Time to Shifting Senior Obesity Care to Focus on Function, Not Weight
New research urges a move beyond BMI to prioritize mobility, independence, and nutrition in older adults
Topline
A growing body of evidence shows that older adults with obesity or malnutrition are underserved by traditional weight-focused diagnostics. Experts urge a shift toward patient-centered goals that prioritize mobility, nutrition, and team-based care.
Study Details
At the American Geriatrics Society (AGS) 2025 Annual Scientific Meeting in Chicago, clinicians and researchers presented compelling evidence that obesity and malnutrition care for older adults needs a fundamental shift. The presentations challenged the long-held reliance on weight metrics like BMI and instead advocated for a broader, more personalized framework centered on preserving function, autonomy, and nutritional resilience in aging populations.
Experts drew on clinical experience, data from geriatric clinics, and implementation models from underserved communities to highlight how current practices overlook critical indicators of health and often fail to engage the multidisciplinary teams required for effective intervention.
Methodology
Geriatricians and primary care researchers used both case-based frameworks and retrospective medical record analysis to identify gaps in care. One case involved a 73-year-old woman with a BMI of 38 and several chronic conditions, serving as a representative scenario for how clinicians could reframe goals toward functional outcomes. Simultaneously, medical records from 159 outpatient visits at a geriatric clinic were reviewed to evaluate how often malnutrition was identified and addressed. Clinicians' notes, diagnostic codes, and follow-up plans were cross-checked against established malnutrition criteria from the Global Leadership Initiative on Malnutrition (GLIM).
Key Findings
BMI is not enough: Despite being a common diagnostic tool, BMI failed to identify the majority of older adults at nutritional risk. Only 4% of patients had a BMI below 18.5, the conventional malnutrition threshold, yet over 15% met criteria for further evaluation when assessed using GLIM’s more comprehensive indicators.
Malnutrition often missed or miscoded: Diagnostic terms like “abnormal weight loss” or “poor appetite” were frequently used, yet only 17% of those who qualified for a malnutrition diagnosis based on objective criteria were correctly coded. Alarmingly, only one patient was referred to a dietitian during the review period.
Function over weight: Clinicians emphasized that the primary objective in obesity management for older adults should not be weight reduction alone. Functional outcomes such as reducing fall risk, improving sleep, and managing depression were shown to have a stronger impact on quality of life than body weight changes.
Medications and weight dynamics: Many medications commonly prescribed to older adults, including antidepressants, corticosteroids, and certain pain medications, can contribute to weight gain or hinder weight loss efforts. Routine medication reviews were highlighted as essential for achieving sustainable functional improvements.
Social factors limit success: Lack of access to healthy food, transportation, safe exercise environments, and professional nutrition support make traditional advice around diet and exercise difficult to implement for many seniors.

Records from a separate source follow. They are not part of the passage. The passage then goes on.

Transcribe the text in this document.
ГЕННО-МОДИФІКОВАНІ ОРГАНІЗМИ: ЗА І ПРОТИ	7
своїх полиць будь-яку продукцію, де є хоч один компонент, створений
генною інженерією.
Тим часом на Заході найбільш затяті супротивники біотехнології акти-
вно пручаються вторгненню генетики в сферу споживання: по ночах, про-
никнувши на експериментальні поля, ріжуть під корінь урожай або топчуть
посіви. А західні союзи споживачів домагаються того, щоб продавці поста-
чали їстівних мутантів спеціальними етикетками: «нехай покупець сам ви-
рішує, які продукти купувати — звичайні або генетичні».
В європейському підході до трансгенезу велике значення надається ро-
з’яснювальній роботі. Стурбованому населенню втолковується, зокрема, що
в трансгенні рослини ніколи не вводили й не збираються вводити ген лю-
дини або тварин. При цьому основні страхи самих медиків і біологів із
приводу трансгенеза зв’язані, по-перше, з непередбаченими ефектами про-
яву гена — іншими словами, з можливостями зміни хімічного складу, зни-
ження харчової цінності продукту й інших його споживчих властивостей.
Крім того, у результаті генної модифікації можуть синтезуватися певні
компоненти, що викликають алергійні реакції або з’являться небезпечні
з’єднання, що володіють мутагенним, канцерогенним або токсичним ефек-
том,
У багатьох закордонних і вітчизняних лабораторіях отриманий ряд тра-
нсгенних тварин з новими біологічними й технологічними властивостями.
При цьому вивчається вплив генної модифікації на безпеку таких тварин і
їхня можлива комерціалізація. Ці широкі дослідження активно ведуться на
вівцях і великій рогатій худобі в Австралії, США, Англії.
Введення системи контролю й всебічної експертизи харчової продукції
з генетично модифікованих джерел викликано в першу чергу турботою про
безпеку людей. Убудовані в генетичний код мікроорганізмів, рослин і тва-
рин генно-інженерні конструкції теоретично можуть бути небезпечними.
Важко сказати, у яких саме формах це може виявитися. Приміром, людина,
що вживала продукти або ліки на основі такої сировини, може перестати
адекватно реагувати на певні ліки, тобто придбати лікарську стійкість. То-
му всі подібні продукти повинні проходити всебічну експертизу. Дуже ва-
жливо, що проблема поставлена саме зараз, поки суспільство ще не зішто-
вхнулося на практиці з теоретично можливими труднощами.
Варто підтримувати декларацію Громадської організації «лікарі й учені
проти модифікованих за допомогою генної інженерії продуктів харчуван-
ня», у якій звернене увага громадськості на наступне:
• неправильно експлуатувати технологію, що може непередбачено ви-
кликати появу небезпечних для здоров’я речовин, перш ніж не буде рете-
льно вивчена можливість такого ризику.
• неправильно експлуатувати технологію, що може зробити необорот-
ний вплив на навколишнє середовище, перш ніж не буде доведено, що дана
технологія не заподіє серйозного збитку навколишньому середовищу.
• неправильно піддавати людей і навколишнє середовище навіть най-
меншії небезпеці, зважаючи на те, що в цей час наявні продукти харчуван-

Structural issues, not individual willpower, often drive poor outcomes.
Team-based care improves outcomes: Embedding pharmacists, dietitians, and physical therapists into primary care teams especially in community clinics serving underserved populations has proven effective in managing both obesity and malnutrition holistically.
Caution with new drugs in older adults: While incretin-based therapies like GLP-1 receptor agonists (e.g., semaglutide) show promise for weight loss and diabetes management, panelists urged caution when prescribing these to seniors due to side effects, cost, and limited long-term data in aging populations.
Implications for Practice
For Clinicians:
A shift away from BMI-centric care is overdue. Older adults benefit more from interventions that improve balance, strength, energy, and emotional well-being. Clinicians should adopt functional goals as core metrics of success and ensure medications are optimized to support not undermine those goals. Screening for malnutrition should go beyond body weight and involve observable clinical signs, recent changes in intake, and overall frailty.

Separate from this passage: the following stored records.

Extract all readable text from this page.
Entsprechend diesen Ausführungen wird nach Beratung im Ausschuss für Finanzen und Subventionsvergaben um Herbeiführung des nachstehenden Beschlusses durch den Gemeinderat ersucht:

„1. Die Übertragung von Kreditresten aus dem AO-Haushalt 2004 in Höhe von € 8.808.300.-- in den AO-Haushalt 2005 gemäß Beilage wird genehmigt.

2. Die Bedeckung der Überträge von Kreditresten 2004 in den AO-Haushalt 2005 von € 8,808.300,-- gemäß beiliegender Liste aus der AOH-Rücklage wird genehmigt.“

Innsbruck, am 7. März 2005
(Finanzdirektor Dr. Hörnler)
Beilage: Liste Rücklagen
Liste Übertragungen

For Care Teams and Clinics:
Primary care settings should implement standardized malnutrition screening protocols like GLIM and ensure proper documentation and coding. Dietitian referrals must be routine when nutritional risks are identified. Integrating multidisciplinary professionals into routine care especially for older adults with complex needs is no longer optional but essential.

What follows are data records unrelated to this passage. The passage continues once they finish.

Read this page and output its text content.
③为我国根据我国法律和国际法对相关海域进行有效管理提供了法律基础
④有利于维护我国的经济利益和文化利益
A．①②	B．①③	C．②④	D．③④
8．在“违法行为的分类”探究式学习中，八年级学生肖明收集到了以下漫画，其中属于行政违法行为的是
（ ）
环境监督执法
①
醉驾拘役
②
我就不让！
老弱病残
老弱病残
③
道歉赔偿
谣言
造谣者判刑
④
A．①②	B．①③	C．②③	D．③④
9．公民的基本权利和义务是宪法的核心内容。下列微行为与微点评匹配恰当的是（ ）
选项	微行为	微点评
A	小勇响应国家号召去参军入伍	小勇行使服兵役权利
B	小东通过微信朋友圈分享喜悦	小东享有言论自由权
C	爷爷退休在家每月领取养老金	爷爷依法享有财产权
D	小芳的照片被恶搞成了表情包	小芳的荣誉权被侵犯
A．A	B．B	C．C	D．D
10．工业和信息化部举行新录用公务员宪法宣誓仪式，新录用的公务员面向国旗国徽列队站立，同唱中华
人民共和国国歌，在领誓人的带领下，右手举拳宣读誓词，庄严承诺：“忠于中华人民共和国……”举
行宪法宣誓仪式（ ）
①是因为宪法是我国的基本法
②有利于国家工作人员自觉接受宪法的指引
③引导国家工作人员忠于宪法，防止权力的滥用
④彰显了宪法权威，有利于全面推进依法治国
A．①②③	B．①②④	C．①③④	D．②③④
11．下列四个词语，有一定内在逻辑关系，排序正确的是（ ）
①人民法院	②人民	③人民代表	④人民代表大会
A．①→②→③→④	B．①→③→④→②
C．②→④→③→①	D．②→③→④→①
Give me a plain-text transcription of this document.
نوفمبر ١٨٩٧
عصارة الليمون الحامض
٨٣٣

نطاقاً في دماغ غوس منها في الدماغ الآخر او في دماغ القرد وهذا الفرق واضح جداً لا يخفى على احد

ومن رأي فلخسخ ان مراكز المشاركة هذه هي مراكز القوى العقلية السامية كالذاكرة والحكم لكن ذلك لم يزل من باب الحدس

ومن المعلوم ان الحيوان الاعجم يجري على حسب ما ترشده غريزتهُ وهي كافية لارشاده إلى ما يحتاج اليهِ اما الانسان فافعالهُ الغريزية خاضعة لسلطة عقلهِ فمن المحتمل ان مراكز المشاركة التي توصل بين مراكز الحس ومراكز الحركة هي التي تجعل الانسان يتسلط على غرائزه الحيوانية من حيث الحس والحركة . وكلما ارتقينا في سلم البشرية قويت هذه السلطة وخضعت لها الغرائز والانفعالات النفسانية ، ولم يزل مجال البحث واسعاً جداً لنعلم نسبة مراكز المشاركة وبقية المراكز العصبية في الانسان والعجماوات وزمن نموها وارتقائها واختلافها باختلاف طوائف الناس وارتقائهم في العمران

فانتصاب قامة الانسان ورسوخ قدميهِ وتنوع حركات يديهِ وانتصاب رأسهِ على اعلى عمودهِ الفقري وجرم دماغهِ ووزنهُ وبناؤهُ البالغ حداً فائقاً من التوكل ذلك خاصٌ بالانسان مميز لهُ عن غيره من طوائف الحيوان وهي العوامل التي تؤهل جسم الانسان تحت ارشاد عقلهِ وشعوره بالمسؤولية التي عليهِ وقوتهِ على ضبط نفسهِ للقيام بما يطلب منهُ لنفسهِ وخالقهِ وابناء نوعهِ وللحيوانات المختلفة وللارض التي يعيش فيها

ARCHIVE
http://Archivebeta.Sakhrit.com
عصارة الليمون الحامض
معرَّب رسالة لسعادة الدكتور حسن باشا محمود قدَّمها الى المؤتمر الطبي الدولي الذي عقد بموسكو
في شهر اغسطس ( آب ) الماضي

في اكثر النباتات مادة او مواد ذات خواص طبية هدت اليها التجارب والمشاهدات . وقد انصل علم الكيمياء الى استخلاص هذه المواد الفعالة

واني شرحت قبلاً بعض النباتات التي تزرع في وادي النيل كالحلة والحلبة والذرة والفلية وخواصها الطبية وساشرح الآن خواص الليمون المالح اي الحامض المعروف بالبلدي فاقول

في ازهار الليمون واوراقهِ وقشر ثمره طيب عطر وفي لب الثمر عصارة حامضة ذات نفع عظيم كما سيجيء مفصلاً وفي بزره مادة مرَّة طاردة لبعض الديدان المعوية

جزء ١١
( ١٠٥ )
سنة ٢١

For Healthcare Systems and Policymakers:
To truly support older adults, health systems must address the upstream social factors that affect access to healthy aging. Investments in transportation, food security, and integrated care delivery are necessary to close the gap between clinical advice and real-world feasibility. Reimbursement models should also evolve to reward function-focused, team-based care rather than weight loss alone.